O julgamento foi realizado sob o rito dos recursos repetitivos, fixando a tese do Tema 1.258. A redação final do enunciado será elaborada em conjunto pelos ministros Reynaldo Soares da Fonseca e Rogerio Schietti Cruz.

RECONHECIMENTO DO CPP

O artigo 226 do CPP estabelece os seguintes procedimentos para o reconhecimento de pessoas:

  • Descrição prévia: A pessoa que fará o reconhecimento deve descrever previamente a pessoa a ser reconhecida.
  • Alinhamento: O suspeito deve ser colocado, se possível, ao lado de outras pessoas com semelhança.
  • Não visualização: Se houver risco de intimidação, a autoridade deve providenciar para que o suspeito não veja a pessoa que fará o reconhecimento.
  • Auto pormenorizado: Deve ser lavrado um auto detalhado do ato, assinado pela autoridade, pela pessoa que reconheceu e por duas testemunhas presenciais.
  • Reconhecimento inválido não serve como prova

O ministro Reynaldo Soares da Fonseca, relator do caso, propôs a fixação de tese reafirmando que o reconhecimento de pessoas deve seguir, obrigatoriamente, os procedimentos legais, tanto na fase inquisitorial quanto em juízo, sob pena de invalidade da prova destinada a demonstrar a autoria do delito.

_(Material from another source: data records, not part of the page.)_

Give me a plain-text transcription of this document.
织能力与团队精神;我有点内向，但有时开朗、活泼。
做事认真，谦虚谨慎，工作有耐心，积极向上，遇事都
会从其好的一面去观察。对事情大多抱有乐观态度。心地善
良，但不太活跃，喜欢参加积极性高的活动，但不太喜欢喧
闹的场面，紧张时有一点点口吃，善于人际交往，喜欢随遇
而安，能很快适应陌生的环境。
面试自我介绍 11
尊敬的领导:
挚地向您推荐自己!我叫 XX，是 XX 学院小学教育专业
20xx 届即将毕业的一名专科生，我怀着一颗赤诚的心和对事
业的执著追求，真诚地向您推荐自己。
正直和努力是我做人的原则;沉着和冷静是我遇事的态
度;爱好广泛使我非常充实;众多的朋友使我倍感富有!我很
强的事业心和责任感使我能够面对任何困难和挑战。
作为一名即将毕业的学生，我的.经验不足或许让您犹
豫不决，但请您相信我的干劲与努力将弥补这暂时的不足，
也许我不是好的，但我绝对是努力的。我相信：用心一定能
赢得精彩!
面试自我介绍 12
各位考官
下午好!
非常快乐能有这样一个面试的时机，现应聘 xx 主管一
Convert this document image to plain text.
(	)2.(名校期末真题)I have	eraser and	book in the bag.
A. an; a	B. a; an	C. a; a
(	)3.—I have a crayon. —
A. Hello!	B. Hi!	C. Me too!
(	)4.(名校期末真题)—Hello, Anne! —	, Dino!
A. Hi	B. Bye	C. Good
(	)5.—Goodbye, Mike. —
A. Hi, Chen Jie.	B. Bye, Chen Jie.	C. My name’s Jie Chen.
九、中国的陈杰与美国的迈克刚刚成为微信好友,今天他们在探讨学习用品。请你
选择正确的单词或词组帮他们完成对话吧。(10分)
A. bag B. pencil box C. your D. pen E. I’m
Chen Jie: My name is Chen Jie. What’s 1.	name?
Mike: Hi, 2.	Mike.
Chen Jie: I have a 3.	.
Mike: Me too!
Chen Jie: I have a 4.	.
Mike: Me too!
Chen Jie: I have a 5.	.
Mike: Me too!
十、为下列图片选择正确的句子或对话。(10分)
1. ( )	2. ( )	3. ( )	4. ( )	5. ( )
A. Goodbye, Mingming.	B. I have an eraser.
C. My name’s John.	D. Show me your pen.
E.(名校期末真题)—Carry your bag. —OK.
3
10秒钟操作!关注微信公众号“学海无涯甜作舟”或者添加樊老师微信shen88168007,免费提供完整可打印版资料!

Segundo o relator, o reconhecimento feito em desacordo com os critérios legais previstos no artigo 226 do CPP não pode ser considerado válido, mesmo que posteriormente confirmado em juízo, por se tratar de prova “irrepetível”, cuja origem viciada compromete todos os atos subsequentes. Reynaldo rejeitou os termos “nulidade absoluta” e “contaminação da prova”, optando pela terminologia “invalidade”, considerada mais adequada à jurisprudência do STJ.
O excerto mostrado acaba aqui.